Attorneys for the state of Texas and death row inmate Hank Skinner have filed a joint motion with the Court of Criminal Appeals to send his case back to district court so he can obtain DNA testing.
"The parties have reached an accord intended to resolve the dispute pending before the Court, which makes it unnecessary for the Court to address the issues presented by Mr. Skinner's appeal," the filing reads. (Download the filing to the left.)
Skinner was convicted in 1995 of the strangulation and beating death of his girlfriend Twila Busby and the stabbing deaths of her two adult sons on New Year’s Eve 1993 in Pampa. Skinner maintains he is innocent and was unconscious on the couch at the time of the killings, intoxicated from a mixture of vodka and codeine.

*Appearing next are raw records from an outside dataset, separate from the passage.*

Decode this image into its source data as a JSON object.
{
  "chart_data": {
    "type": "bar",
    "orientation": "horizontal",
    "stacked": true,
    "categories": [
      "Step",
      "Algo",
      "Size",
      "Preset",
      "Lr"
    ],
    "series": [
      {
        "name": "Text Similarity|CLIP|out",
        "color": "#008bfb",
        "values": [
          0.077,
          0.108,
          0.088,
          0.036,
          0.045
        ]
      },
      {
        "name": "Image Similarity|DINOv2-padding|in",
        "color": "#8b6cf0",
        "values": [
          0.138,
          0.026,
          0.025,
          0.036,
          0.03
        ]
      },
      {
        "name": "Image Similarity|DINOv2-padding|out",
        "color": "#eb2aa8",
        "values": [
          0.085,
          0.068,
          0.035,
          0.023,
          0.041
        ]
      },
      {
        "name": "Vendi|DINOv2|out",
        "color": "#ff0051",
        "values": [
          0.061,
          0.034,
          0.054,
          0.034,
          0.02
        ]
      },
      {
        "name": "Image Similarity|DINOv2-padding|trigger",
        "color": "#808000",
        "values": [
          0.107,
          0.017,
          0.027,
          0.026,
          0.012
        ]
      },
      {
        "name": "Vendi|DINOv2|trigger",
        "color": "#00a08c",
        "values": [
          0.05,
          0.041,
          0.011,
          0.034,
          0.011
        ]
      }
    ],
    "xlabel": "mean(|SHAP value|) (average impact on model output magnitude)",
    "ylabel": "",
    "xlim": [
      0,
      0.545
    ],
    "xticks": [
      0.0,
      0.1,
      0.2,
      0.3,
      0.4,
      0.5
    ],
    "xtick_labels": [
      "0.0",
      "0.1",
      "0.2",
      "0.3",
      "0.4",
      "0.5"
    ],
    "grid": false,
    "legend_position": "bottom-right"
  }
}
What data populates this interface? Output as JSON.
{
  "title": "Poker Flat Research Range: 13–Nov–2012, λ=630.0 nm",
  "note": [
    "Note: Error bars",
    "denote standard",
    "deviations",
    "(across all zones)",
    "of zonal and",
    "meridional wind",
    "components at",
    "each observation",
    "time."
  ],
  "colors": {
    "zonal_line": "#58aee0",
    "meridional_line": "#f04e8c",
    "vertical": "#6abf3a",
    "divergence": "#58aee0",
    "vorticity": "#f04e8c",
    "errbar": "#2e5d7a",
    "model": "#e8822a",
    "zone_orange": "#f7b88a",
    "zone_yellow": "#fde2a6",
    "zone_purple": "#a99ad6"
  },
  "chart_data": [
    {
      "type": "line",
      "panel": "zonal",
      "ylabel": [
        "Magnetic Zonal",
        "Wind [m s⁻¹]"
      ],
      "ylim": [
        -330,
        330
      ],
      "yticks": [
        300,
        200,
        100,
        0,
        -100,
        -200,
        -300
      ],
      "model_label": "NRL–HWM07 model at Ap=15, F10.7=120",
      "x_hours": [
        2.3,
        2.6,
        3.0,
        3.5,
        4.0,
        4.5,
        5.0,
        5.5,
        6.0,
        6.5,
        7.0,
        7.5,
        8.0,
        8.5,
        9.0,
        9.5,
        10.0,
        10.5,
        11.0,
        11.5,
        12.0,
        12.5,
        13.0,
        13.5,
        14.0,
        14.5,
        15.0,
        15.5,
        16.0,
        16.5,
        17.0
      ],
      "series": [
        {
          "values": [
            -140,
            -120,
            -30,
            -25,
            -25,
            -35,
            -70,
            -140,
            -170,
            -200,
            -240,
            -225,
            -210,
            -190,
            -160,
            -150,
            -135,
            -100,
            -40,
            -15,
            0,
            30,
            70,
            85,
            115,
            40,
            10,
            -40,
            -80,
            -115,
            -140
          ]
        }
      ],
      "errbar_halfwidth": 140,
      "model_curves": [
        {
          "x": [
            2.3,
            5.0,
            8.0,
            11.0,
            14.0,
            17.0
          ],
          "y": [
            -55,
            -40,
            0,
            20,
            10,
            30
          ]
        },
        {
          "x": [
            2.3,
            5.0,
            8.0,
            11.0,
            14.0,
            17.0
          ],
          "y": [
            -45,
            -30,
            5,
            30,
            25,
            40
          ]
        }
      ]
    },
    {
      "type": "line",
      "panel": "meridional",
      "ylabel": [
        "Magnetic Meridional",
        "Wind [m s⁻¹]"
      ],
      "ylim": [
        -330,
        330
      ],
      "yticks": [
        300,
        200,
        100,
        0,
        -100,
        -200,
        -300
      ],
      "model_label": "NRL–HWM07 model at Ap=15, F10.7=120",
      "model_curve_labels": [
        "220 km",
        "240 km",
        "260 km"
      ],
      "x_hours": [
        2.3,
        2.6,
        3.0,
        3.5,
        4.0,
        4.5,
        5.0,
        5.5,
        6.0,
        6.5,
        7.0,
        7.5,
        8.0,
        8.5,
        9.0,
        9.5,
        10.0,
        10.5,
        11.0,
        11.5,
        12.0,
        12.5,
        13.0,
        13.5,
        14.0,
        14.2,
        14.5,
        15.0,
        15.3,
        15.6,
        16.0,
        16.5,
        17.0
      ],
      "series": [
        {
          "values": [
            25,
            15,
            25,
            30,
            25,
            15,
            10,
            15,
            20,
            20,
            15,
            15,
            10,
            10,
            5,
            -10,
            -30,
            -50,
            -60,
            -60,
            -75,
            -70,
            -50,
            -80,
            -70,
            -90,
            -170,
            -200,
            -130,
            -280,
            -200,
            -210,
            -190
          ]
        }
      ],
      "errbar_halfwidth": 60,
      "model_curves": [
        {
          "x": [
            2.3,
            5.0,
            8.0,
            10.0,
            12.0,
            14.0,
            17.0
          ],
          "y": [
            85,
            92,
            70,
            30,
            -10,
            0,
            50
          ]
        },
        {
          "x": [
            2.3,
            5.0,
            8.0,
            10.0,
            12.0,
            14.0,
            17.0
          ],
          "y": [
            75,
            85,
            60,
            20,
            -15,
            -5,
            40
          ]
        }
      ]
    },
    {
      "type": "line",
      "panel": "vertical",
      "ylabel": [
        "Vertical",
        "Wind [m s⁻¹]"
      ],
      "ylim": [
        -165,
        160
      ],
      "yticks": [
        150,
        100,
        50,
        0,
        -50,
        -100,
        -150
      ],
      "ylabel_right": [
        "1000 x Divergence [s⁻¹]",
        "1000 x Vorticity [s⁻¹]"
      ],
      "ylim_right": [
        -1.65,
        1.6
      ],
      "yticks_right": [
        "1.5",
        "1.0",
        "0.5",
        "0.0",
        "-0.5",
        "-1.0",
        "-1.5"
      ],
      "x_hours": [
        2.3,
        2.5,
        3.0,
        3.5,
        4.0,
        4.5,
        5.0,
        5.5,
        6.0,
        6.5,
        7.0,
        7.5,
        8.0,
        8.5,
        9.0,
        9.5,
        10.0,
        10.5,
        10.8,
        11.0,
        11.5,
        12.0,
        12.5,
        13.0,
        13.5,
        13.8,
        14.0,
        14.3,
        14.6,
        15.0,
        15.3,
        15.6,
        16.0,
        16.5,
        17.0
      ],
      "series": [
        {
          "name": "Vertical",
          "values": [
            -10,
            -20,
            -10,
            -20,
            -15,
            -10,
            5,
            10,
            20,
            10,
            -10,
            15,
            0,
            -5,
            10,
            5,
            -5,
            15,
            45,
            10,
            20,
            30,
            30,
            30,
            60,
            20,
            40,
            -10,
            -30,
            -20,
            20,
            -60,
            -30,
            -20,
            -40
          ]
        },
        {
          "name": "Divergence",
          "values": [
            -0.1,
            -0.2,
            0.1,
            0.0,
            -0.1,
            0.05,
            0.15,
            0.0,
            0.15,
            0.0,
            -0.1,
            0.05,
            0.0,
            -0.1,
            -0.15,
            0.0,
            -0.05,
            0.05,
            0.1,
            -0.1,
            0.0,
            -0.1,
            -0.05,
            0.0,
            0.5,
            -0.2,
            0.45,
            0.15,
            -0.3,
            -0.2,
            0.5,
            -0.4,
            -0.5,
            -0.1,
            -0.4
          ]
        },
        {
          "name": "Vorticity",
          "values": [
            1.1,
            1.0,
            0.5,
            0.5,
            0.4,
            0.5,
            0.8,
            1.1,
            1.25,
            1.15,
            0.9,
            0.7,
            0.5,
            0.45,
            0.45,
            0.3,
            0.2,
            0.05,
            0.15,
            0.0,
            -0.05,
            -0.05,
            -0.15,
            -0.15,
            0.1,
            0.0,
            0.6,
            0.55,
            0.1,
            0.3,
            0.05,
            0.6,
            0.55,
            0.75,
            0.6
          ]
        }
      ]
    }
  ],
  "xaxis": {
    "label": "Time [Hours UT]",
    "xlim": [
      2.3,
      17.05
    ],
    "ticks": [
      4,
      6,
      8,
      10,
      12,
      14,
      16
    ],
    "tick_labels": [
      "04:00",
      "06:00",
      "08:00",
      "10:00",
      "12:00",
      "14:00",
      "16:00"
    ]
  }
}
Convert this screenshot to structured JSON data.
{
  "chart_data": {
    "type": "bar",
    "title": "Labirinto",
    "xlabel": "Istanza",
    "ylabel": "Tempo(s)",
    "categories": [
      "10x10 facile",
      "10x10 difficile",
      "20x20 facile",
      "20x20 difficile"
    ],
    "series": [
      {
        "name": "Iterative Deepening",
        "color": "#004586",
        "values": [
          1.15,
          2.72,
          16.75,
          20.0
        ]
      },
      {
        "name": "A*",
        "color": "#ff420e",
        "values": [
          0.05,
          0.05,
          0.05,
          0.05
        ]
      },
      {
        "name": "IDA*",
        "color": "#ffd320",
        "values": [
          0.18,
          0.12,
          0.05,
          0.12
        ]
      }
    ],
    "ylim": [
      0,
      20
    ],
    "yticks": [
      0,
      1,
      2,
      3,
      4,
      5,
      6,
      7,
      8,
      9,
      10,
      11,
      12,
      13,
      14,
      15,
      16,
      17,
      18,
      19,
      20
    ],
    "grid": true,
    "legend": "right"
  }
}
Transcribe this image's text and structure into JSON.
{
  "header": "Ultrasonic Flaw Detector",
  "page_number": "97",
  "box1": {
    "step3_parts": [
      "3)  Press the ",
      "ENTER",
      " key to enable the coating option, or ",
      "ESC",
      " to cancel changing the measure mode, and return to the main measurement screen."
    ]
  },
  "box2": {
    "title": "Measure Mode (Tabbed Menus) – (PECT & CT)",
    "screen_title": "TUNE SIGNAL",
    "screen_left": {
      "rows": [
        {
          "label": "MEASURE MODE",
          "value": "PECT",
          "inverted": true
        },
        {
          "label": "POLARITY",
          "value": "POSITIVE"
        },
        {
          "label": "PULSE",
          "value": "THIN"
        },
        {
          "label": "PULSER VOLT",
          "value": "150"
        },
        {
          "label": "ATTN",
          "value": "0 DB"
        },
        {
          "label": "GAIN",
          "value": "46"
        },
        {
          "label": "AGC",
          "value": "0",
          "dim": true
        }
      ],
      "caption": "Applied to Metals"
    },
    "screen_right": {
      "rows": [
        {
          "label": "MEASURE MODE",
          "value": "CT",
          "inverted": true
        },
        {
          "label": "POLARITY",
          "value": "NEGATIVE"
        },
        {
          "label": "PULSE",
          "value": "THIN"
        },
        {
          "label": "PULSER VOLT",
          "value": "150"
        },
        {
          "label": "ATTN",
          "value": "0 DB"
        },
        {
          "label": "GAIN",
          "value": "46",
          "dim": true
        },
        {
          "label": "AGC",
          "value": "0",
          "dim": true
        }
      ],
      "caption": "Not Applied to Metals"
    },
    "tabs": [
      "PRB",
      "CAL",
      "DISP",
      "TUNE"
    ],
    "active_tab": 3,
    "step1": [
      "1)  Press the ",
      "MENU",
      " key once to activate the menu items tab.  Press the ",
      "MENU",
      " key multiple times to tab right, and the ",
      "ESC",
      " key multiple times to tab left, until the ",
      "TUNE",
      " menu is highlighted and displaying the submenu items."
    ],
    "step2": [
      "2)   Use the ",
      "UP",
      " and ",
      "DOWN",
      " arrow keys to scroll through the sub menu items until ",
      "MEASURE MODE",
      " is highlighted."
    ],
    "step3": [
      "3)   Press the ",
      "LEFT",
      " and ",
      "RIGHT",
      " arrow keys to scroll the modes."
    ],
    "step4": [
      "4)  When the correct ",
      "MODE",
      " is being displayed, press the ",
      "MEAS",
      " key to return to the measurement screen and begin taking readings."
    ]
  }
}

The Court of Criminal Appeals must grant the motion before anything can proceed. It is a step in the right direction for Skinner, who has fought since 2000 to allow DNA testing on crime scene evidence that was not analyzed at his original trial. But in a statement, his attorney Rob Owen cautioned "there remains reason for grave concern."
No DNA testing will be performed on what Owen called "perhaps the key piece of evidence" collected at the crime scene, the sweat and blood stained men's windbreaker jacket found next to Busby's body, because it has been lost. Owen's statement continues:
According to the State, every other single piece of evidence in this case has been preserved. It is difficult to understand how the State has managed to maintain custody of items as small as fingernail clippings, while apparently losing something as large as a man's windbreaker jacket. To date, the State has offered no explanation for its failure to safeguard the evidence in this case. Nor have State officials explained why, during the many court proceedings in which Mr. Skinner sought access to the evidence for DNA testing, they repeatedly avowed that the evidence Mr. Skinner sought to test existed and was in a condition to permit such testing.
Other evidence not tested during his trial includes a rape kit, biological material from Busby’s fingernails, and a bloody towel and knives.
State lawyers have opposed testing in the case, arguing that it could not prove Skinner's innocence and that it would create an incentive for other guilty inmates to delay justice by seeking DNA testing. But earlier this month, the state reversed its decade-long objection to testing when the Texas attorney general's office filed an advisory with the Texas Court of Criminal Appeals seeking to test DNA in the case.